The finance department note, which aims to make amendments to the Farm Credit Canada Act, claims that agriculture is “predominantly older white men.”

Proposed changes to the Act mean the government will mandate “regular legislative reviews to ensure alignment with the needs of the agriculture and agri-food sector.”

“Farm operators are predominantly older white men and farm families tend to have higher average incomes compared to all Canadians,” the note reads.

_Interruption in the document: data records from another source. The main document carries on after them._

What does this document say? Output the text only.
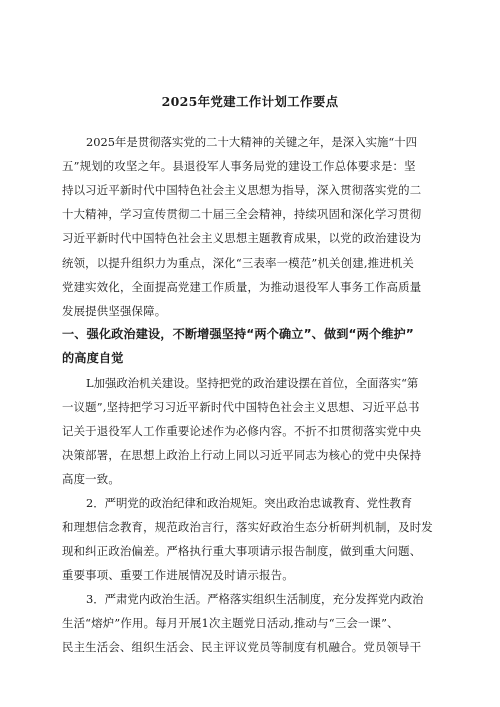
2025年党建工作计划工作要点
2025年是贯彻落实党的二十大精神的关键之年，是深入实施“十四
五”规划的攻坚之年。县退役军人事务局党的建设工作总体要求是：坚
持以习近平新时代中国特色社会主义思想为指导，深入贯彻落实党的二
十大精神，学习宣传贯彻二十届三全会精神，持续巩固和深化学习贯彻
习近平新时代中国特色社会主义思想主题教育成果，以党的政治建设为
统领，以提升组织力为重点，深化“三表率一模范”机关创建,推进机关
党建实效化，全面提高党建工作质量，为推动退役军人事务工作高质量
发展提供坚强保障。
一、强化政治建设，不断增强坚持“两个确立”、做到“两个维护”
的高度自觉
L加强政治机关建设。坚持把党的政治建设摆在首位，全面落实“第
一议题”,坚持把学习习近平新时代中国特色社会主义思想、习近平总书
记关于退役军人工作重要论述作为必修内容。不折不扣贯彻落实党中央
决策部署，在思想上政治上行动上同以习近平同志为核心的党中央保持
高度一致。
2．严明党的政治纪律和政治规矩。突出政治忠诚教育、党性教育
和理想信念教育，规范政治言行，落实好政治生态分析研判机制，及时发
现和纠正政治偏差。严格执行重大事项请示报告制度，做到重大问题、
重要事项、重要工作进展情况及时请示报告。
3．严肃党内政治生活。严格落实组织生活制度，充分发挥党内政治
生活“熔炉”作用。每月开展1次主题党日活动,推动与“三会一课”、
民主生活会、组织生活会、民主评议党员等制度有机融合。党员领导干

“Traditionally underrepresented groups such as women, youth, Indigenous, LGBTQ, and Black and racialized entrepreneurs may particularly benefit from regular legislative reviews to better enable Farm Credit Canada to align its activities with their specific needs.”

The text includes no legal amendment, and the finance department did not say why it was brought forward or who asked for the changes.

Canadian census data shows that there are only 590,710 farmers and their families, a number that keeps going down. The average farmer is a 55-year-old male and predominantly Christian, either Catholic or from the United Church.

Data shows that 6.9 percent of farmers are immigrants, with about 3.7 percent being “from racialized groups.”

Historically, most farmers in Canada are multi-generational descendants of Christian/Catholic Europeans who came to Canada in the mid to late 1800s, mainly from the United Kingdom, Ireland, Ukraine, Russia, Italy, Poland, the Netherlands, Germany, and France.